Gidget Goes Hawaiian


Nira at the beach


Well not really. We should admit we believe Gidget Goes Hawaiian is the worst movie ever made. We should be serious. The photo above shows guide dog Nira on the beach outside my writing studio at The Hermitage. She’s watching a blue heron. She’s on a leash because I don’t want her to vanish in a rip tide. I don’t want anyone to vanish in a rip tide. But I digress.


Walking early this morning along the shore I thought about the horrid beach movies from my childhood. Beach Blanket Bingo; the Elvis movies; Lordy, Lordy! Were we really that stupid? Oh do not answer my friends. We were very stupid. At least the music was better than the movies in those days. Thank God for Connie Francis.

The blue heron took me out of this. I went from Gidget to the pre-cambrian in a nano. The blue heron loiters by the fishermen, eats their sausage bits. Nothing is as it seems.

NIra did not chase the heron. She sized it up. She envied the sausage.



0 thoughts on “Gidget Goes Hawaiian

  1. I keep coming back to this pix. The leash, the ocean, the dog-shadow. It’s perfection. Nira’s doppelganger is the black dog in “The Angriest Dog in the World” commic strip. The strip always has the same five frames. The first is the intro, which is always: “The dog who is so angry he cannot move. He cannot eat. He cannot sleep. He can just barely growl…bound so tightly with tension and anger, he approaches the state of rigor mortis.” The next three frames always show the same scene: a fenced backyard with a spare bedroom window and back wall of a house to the right of the picture. Beyond the fence in the back of the scene are factory smokestacks expelling plumes of smoke. At the base of the bedroom window is the dog’s water and food dish, and the stake to which the dog is tied. At the absolutely end of the incredibly taut leash is the black dog. All head and teeth with a cartoon ballon that indicates a low, continuous, inaudible growl. The fifth frame is the same scene at night. The smokestacks are replaced by a crescent moon. A swath of light illuminuates the section of backyard where the stake and food dishes are. The dog is engulfed in the black of the night but with the same inaudible growl. The reader perspective is as if we’re watching over the sideyard fence from the house next door. Usually there are comments emanating from unseen people in the bedroom. The strip in the link has the comment, “If everything is real, then nothing is real as well.”


  2. Hi Georgia,
    Oh yeah! Lassie!!! In our home, Lassie started at 7pm on Sunday, and Walt Disney’s Wonderful World of Color at 7:30. We had to be in our PJs if we wanted to watch them. I’d rush around like crazy trying to get those PJs on, and usually plunck down in front of the TV just as the Lassie music started. Then I would always, immediately, burst into tears. That music let me know right away that Lassie and Timmie were just going to have all sorts of difficult and sad things going on, and I might as well start crying at the beginning to warm myself up.
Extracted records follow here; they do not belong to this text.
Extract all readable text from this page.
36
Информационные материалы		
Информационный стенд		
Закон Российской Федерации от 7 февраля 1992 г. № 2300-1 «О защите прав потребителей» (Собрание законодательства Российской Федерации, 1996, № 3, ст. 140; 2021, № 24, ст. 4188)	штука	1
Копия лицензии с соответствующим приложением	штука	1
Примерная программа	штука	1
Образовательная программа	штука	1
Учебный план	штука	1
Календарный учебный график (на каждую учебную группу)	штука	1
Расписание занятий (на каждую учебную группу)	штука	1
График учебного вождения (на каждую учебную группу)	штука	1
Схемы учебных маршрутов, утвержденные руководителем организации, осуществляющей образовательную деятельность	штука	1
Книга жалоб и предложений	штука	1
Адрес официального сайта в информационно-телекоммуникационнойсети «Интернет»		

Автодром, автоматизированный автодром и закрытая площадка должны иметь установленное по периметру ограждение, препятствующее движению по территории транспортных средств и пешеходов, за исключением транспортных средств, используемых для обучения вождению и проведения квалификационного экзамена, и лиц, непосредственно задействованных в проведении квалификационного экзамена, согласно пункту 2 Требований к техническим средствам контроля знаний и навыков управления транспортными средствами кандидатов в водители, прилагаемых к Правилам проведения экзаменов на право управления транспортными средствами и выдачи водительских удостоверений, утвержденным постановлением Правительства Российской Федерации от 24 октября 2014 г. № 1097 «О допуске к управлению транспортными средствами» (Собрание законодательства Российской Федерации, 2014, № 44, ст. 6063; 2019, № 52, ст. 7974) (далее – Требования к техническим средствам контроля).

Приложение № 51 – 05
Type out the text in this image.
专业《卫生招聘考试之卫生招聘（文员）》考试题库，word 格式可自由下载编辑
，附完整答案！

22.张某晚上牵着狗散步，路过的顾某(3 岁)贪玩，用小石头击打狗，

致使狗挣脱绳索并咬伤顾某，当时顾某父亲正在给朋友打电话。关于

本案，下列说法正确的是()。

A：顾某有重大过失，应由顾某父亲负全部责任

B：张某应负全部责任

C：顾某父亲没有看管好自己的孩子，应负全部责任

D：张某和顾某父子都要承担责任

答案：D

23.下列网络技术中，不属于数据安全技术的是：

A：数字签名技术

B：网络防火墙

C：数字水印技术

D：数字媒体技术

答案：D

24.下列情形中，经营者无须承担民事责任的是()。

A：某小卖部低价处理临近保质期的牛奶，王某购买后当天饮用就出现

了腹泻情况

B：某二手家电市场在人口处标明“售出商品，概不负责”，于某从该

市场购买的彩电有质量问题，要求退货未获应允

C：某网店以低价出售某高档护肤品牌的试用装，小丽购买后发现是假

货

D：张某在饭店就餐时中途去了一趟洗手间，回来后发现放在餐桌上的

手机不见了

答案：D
  3. Well, maybe because I know Nira will read this blog, I’m saying Lassie was my favorite:
    Lassie: Barkbarkbarkbarkbark!
    Adult human: What’s that, Lassie? You say Timmy was abducted?
    Lassie: Barkbarkbarkbarkbarkbarkbark!
    Adult human: By a white male between the ages of 25 and 30, blond, about 6 feet tall?
    Lassie: Barkbarkbark!
    Adult human: And the license number of the car was 357RG5?
    But I digress.
    I, too, loved Sea Hunt. And Sky King. I have blotted the abysmal movies of that era from my mind, with the possible exception of The Blob which was so awful it was funny. And remember, that era also gave us a bunch of really fine Hitchcock stuff…


  4. SK, research shows that rip tides pull people wearing water wings out to sea 30% faster than those without, especially when the person has a retriever in tow who’s paddling furiously seaward to retrieve God-Only-Knows-What.
    Beach Blanket Bingo! Gag and barf! And Connie Francis was NOT a redemptive feature of the Gidget flicks. You probably watched Elvis Presley’s Blue Hawaii, too. The only reason my friends & I would watch these movies was if the local real estate agents had the poor judgment to show them in their free Summer movie series for kids. We only attended in order to throw jelly beans at the screen during the love scenes.
    Sea Hunt. This was my idea of oceanic bliss on film. Mike Nelson (Lloyd Bridges, father of Jeff & Beau) was so very, very smart and cool and hyper-ethical. He had an undersea camera and knew everything about kelp. And he looked terrific in his little white swim trunks and deck shoes. OK, OK, I admit that I was also a Gilligan’s Island junkie. But do you or any of your seven other blog readers know how to remedy traumatic brain injury severe enough to cause amnesia when a person gets hit on the head with a coconut? You’d probably only know if you’d seen the remedy repeated on just about every other episode for the 98-episode run of Gilligan’s Island.